In the memoir published in early 2017, Chun refuted earlier claims made by Cho, who had testified to witnessing the military shooting at citizens from helicopters during the Gwangju uprising. Chun has insisted that Cho lied, calling the late priest “Satan wearing a mask.”
On Sept. 21, two defense witnesses testified during the 17th court hearing on the case.
Former Defense Minister Lee Jong-ku, who was a ranking military official at the time of the uprising, said he “neither received an order to do such a thing, nor was aware of the military doing it,” referring to the alleged firing on civilians from helicopters.
The other witness, Choi Hae-phil, said he did not believe military pilots actually followed through with an order to fire at Gwangju citizens and that the bullet marks found on the wall of a building in the city did not seem to have been caused by firing from helicopters.
Choi, a former military operations commander, served in the special investigation committee for the May 18 uprising under the defense ministry.
Prosecutors began an investigation into Chun’s statements after a nephew of the late priest filed a complaint. If convicted, Chun could face up to two years in prison or up to 5 million won (US$4,000) in fines.
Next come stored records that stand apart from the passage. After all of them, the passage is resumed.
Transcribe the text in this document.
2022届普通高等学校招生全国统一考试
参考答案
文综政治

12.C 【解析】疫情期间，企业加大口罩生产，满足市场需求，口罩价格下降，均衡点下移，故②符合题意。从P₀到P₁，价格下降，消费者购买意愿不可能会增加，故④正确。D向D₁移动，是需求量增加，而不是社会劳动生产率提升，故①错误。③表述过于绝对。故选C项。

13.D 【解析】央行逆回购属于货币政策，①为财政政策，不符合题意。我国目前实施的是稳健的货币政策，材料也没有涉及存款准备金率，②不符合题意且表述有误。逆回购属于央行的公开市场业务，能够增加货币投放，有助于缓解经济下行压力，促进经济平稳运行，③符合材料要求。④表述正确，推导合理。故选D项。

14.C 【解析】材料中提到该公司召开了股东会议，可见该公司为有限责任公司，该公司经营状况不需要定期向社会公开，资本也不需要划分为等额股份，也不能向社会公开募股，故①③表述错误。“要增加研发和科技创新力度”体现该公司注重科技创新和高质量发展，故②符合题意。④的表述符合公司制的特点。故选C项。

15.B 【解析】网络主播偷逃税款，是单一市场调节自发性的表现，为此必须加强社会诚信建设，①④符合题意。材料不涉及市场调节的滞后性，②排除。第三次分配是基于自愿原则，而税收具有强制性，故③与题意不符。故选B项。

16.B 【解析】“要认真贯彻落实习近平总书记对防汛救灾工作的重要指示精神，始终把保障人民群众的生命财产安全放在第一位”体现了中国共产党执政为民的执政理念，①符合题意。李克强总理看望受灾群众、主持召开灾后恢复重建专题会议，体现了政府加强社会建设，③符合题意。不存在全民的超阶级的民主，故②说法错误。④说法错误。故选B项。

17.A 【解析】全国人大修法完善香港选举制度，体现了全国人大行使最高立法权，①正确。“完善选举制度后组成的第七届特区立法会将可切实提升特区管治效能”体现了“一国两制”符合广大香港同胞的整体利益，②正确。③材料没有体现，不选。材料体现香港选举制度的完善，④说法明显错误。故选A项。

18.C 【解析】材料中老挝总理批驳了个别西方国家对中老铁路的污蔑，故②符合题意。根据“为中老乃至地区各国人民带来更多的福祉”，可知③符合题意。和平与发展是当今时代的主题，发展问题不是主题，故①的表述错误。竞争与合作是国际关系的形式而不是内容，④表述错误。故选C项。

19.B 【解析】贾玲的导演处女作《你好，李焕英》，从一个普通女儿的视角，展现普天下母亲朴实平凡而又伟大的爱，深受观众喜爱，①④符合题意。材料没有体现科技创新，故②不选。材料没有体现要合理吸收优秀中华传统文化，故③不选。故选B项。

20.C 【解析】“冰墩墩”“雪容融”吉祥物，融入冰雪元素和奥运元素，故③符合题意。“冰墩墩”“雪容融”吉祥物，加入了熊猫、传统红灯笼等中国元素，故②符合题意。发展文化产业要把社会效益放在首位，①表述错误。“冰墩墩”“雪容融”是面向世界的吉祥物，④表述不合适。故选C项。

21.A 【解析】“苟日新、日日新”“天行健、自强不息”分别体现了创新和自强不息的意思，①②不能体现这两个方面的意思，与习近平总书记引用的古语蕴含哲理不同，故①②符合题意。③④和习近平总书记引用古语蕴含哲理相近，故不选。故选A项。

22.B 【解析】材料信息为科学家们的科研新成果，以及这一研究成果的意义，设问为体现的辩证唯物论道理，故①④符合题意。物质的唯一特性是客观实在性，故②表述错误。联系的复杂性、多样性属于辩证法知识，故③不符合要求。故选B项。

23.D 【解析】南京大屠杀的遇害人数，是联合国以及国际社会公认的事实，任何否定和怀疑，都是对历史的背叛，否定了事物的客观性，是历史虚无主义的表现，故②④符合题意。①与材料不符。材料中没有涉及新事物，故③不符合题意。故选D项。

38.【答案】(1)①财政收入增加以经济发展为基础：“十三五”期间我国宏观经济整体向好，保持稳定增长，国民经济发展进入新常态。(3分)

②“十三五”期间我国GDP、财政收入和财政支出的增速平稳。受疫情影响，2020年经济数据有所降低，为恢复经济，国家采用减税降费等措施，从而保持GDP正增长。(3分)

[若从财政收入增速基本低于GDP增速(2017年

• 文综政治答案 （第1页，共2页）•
Since his indictment in May 2018, Chun rejected court summons several times, citing health reasons, which include a claim that he suffers from Alzheimer’s disease. He appeared in court most recently in April.
The disgraced ex-leader stood in a separate criminal trial on treason and other charges in 1996. The former Army general, who seized power in a 1979 coup, received the death penalty, but the top court reduced the sentence to life imprisonment. He was released in December 1997 on a presidential pardon.